A CV joint, or constant velocity joint, is part of a drive shaft, the shaft that attaches to a car's transmission at one end and the wheel at the other. These joints are designed to be able to bend in any direction while continuing to turn the drive wheels at a constant velocity. They are primarily used in the drive shafts of front wheel drive cars.
Due to bumps and uneven surfaces in the road, a car's wheels tend to move up and down continuously while driving down the road; as a result, drive shafts cannot be made up of a solid shaft. The CV joint's precursor, the universal joint, was used in the drive shafts of rear wheel drive cars because of its ability to bend in any direction. With the advent of front wheel drive cars, however, car manufacturers had a new problem: the joints in the drive shafts needed to account not only for the up-and-down motions of the wheels, but also for the back-and-forth motions of steering. The CV joint is used in front wheel drive cars because of its ability to maintain a constant drive force to the wheels despite the many different kinds of movements in the front end of the car. It is often used in rear wheel drive and four-wheel drive cars, as well.

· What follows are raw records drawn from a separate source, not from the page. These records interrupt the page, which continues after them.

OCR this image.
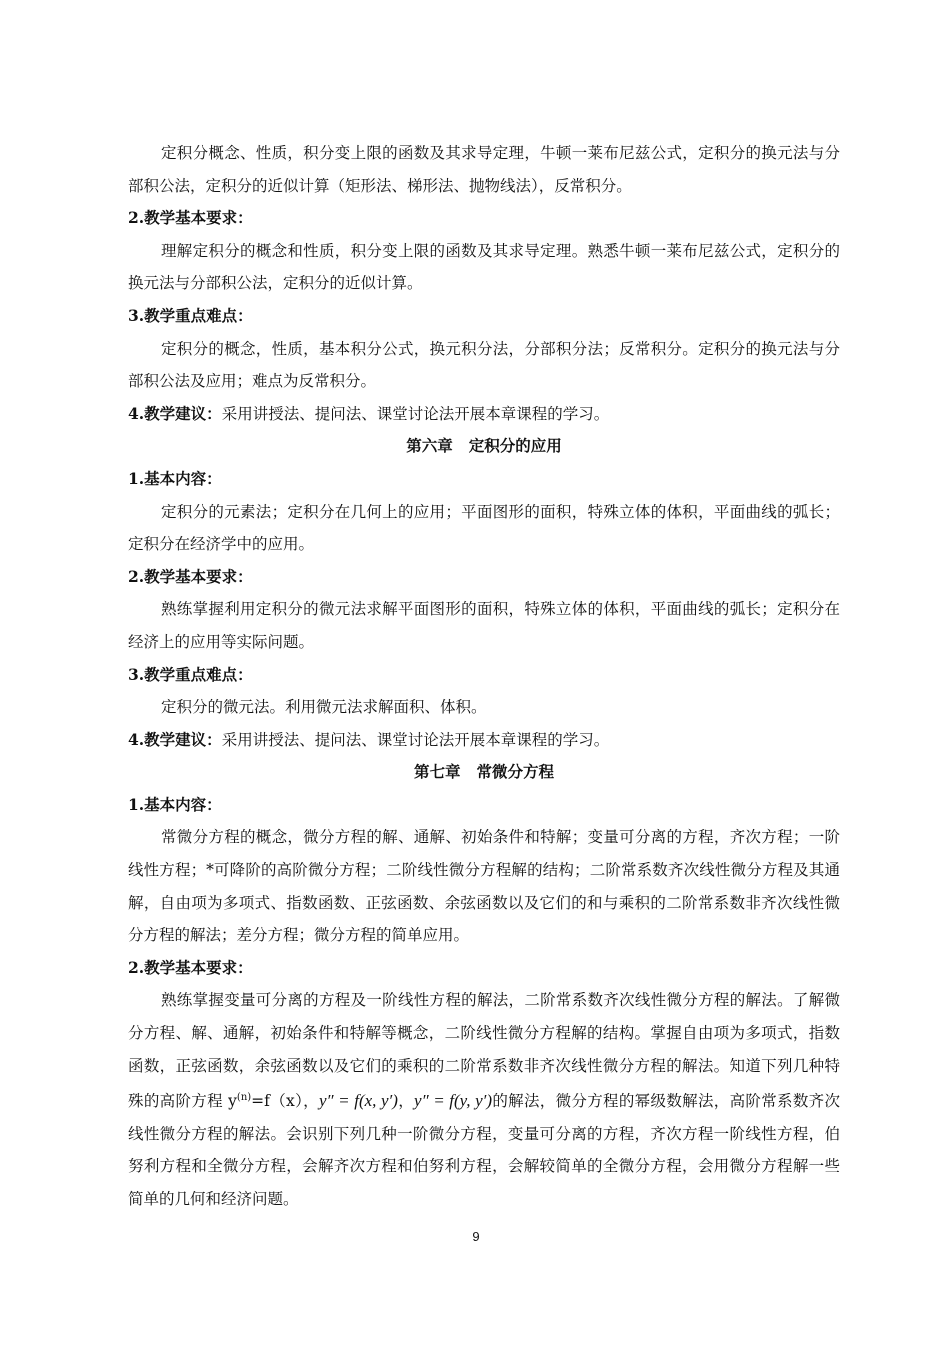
定积分概念、性质，积分变上限的函数及其求导定理，牛顿一莱布尼兹公式，定积分的换元法与分部积公法，定积分的近似计算（矩形法、梯形法、抛物线法），反常积分。

2.教学基本要求：

理解定积分的概念和性质，积分变上限的函数及其求导定理。熟悉牛顿一莱布尼兹公式，定积分的换元法与分部积公法，定积分的近似计算。

3.教学重点难点：

定积分的概念，性质，基本积分公式，换元积分法，分部积分法；反常积分。定积分的换元法与分部积公法及应用；难点为反常积分。

4.教学建议：采用讲授法、提问法、课堂讨论法开展本章课程的学习。

第六章 定积分的应用

1.基本内容：

定积分的元素法；定积分在几何上的应用；平面图形的面积，特殊立体的体积，平面曲线的弧长；定积分在经济学中的应用。

2.教学基本要求：

熟练掌握利用定积分的微元法求解平面图形的面积，特殊立体的体积，平面曲线的弧长；定积分在经济上的应用等实际问题。

3.教学重点难点：

定积分的微元法。利用微元法求解面积、体积。

4.教学建议：采用讲授法、提问法、课堂讨论法开展本章课程的学习。

第七章 常微分方程

1.基本内容：

常微分方程的概念，微分方程的解、通解、初始条件和特解；变量可分离的方程，齐次方程；一阶线性方程；*可降阶的高阶微分方程；二阶线性微分方程解的结构；二阶常系数齐次线性微分方程及其通解，自由项为多项式、指数函数、正弦函数、余弦函数以及它们的和与乘积的二阶常系数非齐次线性微分方程的解法；差分方程；微分方程的简单应用。

2.教学基本要求：

熟练掌握变量可分离的方程及一阶线性方程的解法，二阶常系数齐次线性微分方程的解法。了解微分方程、解、通解，初始条件和特解等概念，二阶线性微分方程解的结构。掌握自由项为多项式，指数函数，正弦函数，余弦函数以及它们的乘积的二阶常系数非齐次线性微分方程的解法。知道下列几种特殊的高阶方程 $y^{(n)}=f(x)$，y″ = f(x, y′)，y″ = f(y, y′)的解法，微分方程的幂级数解法，高阶常系数齐次线性微分方程的解法。会识别下列几种一阶微分方程，变量可分离的方程，齐次方程一阶线性方程，伯努利方程和全微分方程，会解齐次方程和伯努利方程，会解较简单的全微分方程，会用微分方程解一些简单的几何和经济问题。

9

CV joints should be inspected periodically and may require replacement as a car ages. Each one is covered with a bulbous rubber boot that tends to deteriorate over time. When a CV boot cracks or tears open, the CV joint is left exposed to the elements, which will quickly damage the joint. If the CV axles are inspected periodically, torn boots can be replaced as needed, potentially extending the life of the joints; however, if torn boots are left unattended, the joint or the entire axle may soon need to be replaced.